Course/Event Essentials
Training Content and Scope
Other Information
In order to increase the efficiency of our users' applications on Hawk, HLRS, HPE and AMD offer this workshop to enhance the node-level performance, I/O and scaling of the codes utilized by participants. By doing so, users can raise the volume as well as quality of their scientific findings while the costs (in terms of core hours) remain constant.
By means of this workshop, you can tweak compiler flags, environment settings, etc. in order to make your code run faster. According to our experience gathered in prior workshops, these “low-hanging fruits” can give you a significant speedup but require only little effort.

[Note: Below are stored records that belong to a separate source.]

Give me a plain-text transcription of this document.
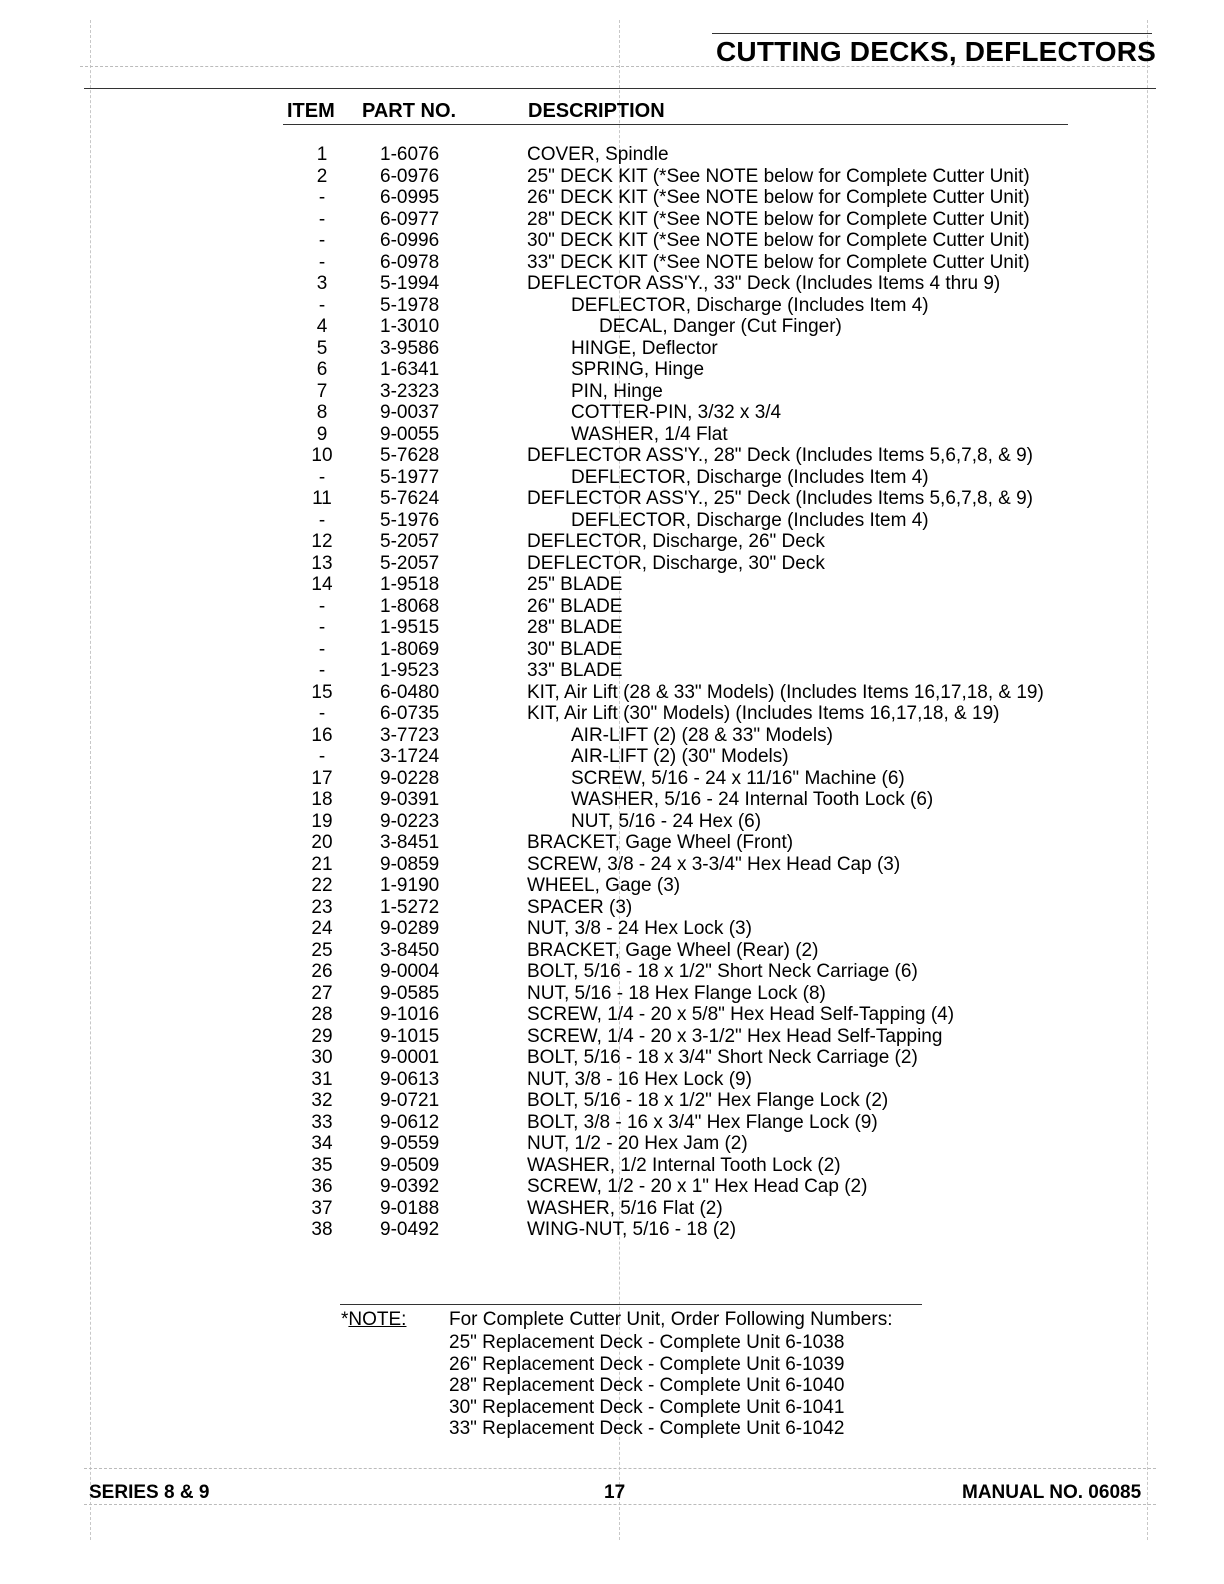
CUTTING DECKS, DEFLECTORS
ITEM PART NO.	DESCRIPTION
1	1-6076	COVER, Spindle
2	6-0976	25" DECK KIT (*See NOTE below for Complete Cutter Unit)
-	6-0995	26" DECK KIT (*See NOTE below for Complete Cutter Unit)
-	6-0977	28" DECK KIT (*See NOTE below for Complete Cutter Unit)
-	6-0996	30" DECK KIT (*See NOTE below for Complete Cutter Unit)
-	6-0978	33" DECK KIT (*See NOTE below for Complete Cutter Unit)
3	5-1994	DEFLECTOR ASS'Y., 33" Deck (Includes Items 4 thru 9)
-	5-1978	DEFLECTOR, Discharge (Includes Item 4)
4	1-3010	DECAL, Danger (Cut Finger)
5	3-9586	HINGE, Deflector
6	1-6341	SPRING, Hinge
7	3-2323	PIN, Hinge
8	9-0037	COTTER-PIN, 3/32 x 3/4
9	9-0055	WASHER, 1/4 Flat
10	5-7628	DEFLECTOR ASS'Y., 28" Deck (Includes Items 5,6,7,8, & 9)
-	5-1977	DEFLECTOR, Discharge (Includes Item 4)
11	5-7624	DEFLECTOR ASS'Y., 25" Deck (Includes Items 5,6,7,8, & 9)
-	5-1976	DEFLECTOR, Discharge (Includes Item 4)
12	5-2057	DEFLECTOR, Discharge, 26" Deck
13	5-2057	DEFLECTOR, Discharge, 30" Deck
14	1-9518	25" BLADE
-	1-8068	26" BLADE
-	1-9515	28" BLADE
-	1-8069	30" BLADE
-	1-9523	33" BLADE
15	6-0480	KIT, Air Lift (28 & 33" Models) (Includes Items 16,17,18, & 19)
-	6-0735	KIT, Air Lift (30" Models) (Includes Items 16,17,18, & 19)
16	3-7723	AIR-LIFT (2) (28 & 33" Models)
-	3-1724	AIR-LIFT (2) (30" Models)
17	9-0228	SCREW, 5/16 - 24 x 11/16" Machine (6)
18	9-0391	WASHER, 5/16 - 24 Internal Tooth Lock (6)
19	9-0223	NUT, 5/16 - 24 Hex (6)
20	3-8451	BRACKET, Gage Wheel (Front)
21	9-0859	SCREW, 3/8 - 24 x 3-3/4" Hex Head Cap (3)
22	1-9190	WHEEL, Gage (3)
23	1-5272	SPACER (3)
24	9-0289	NUT, 3/8 - 24 Hex Lock (3)
25	3-8450	BRACKET, Gage Wheel (Rear) (2)
26	9-0004	BOLT, 5/16 - 18 x 1/2" Short Neck Carriage (6)
27	9-0585	NUT, 5/16 - 18 Hex Flange Lock (8)
28	9-1016	SCREW, 1/4 - 20 x 5/8" Hex Head Self-Tapping (4)
29	9-1015	SCREW, 1/4 - 20 x 3-1/2" Hex Head Self-Tapping
30	9-0001	BOLT, 5/16 - 18 x 3/4" Short Neck Carriage (2)
31	9-0613	NUT, 3/8 - 16 Hex Lock (9)
32	9-0721	BOLT, 5/16 - 18 x 1/2" Hex Flange Lock (2)
33	9-0612	BOLT, 3/8 - 16 x 3/4" Hex Flange Lock (9)
34	9-0559	NUT, 1/2 - 20 Hex Jam (2)
35	9-0509	WASHER, 1/2 Internal Tooth Lock (2)
36	9-0392	SCREW, 1/2 - 20 x 1" Hex Head Cap (2)
37	9-0188	WASHER, 5/16 Flat (2)
38	9-0492	WING-NUT, 5/16 - 18 (2)
*NOTE: For Complete Cutter Unit, Order Following Numbers:
25" Replacement Deck - Complete Unit 6-1038
26" Replacement Deck - Complete Unit 6-1039
28" Replacement Deck - Complete Unit 6-1040
30" Replacement Deck - Complete Unit 6-1041
33" Replacement Deck - Complete Unit 6-1042
SERIES 8 & 9	17	MANUAL NO. 06085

Furthermore, you will analyze the runtime behavior of your code, locate bottlenecks, design and discuss potential solutions as well as implement them. All categories of bottlenecks (CPU, memory subsystem, communication and I/O) will be addressed, according to the respective requirements. Ideally, the above steps will be repeated multiple times in order to address several bottlenecks.
In addition, an introduction on how to use Ray on Hawk-AI nodes to scale Python and AI tasks will be given. A real-world example that combines these with HPC simulations as well as a use case featuring distributed data preparation, training, and hyperparameter optimization, will give you an idea of what you could do within your
project.
Every attending group will be supported during the entire workshop by a dedicated member of the HLRS user support group. In addition, HPE and AMD specialists will be available to help with issues specific to e.g. MPI and the processor.
To make it easy for you to attend, we decided to provide this workshop in a hybrid fashion. Besides meeting in person at HLRS, we will hence also setup breakout rooms in a Zoom session which enable remote participants to communicate as well as share screens and remote control applications with support staff, hence providing the same options of interaction as meeting in person.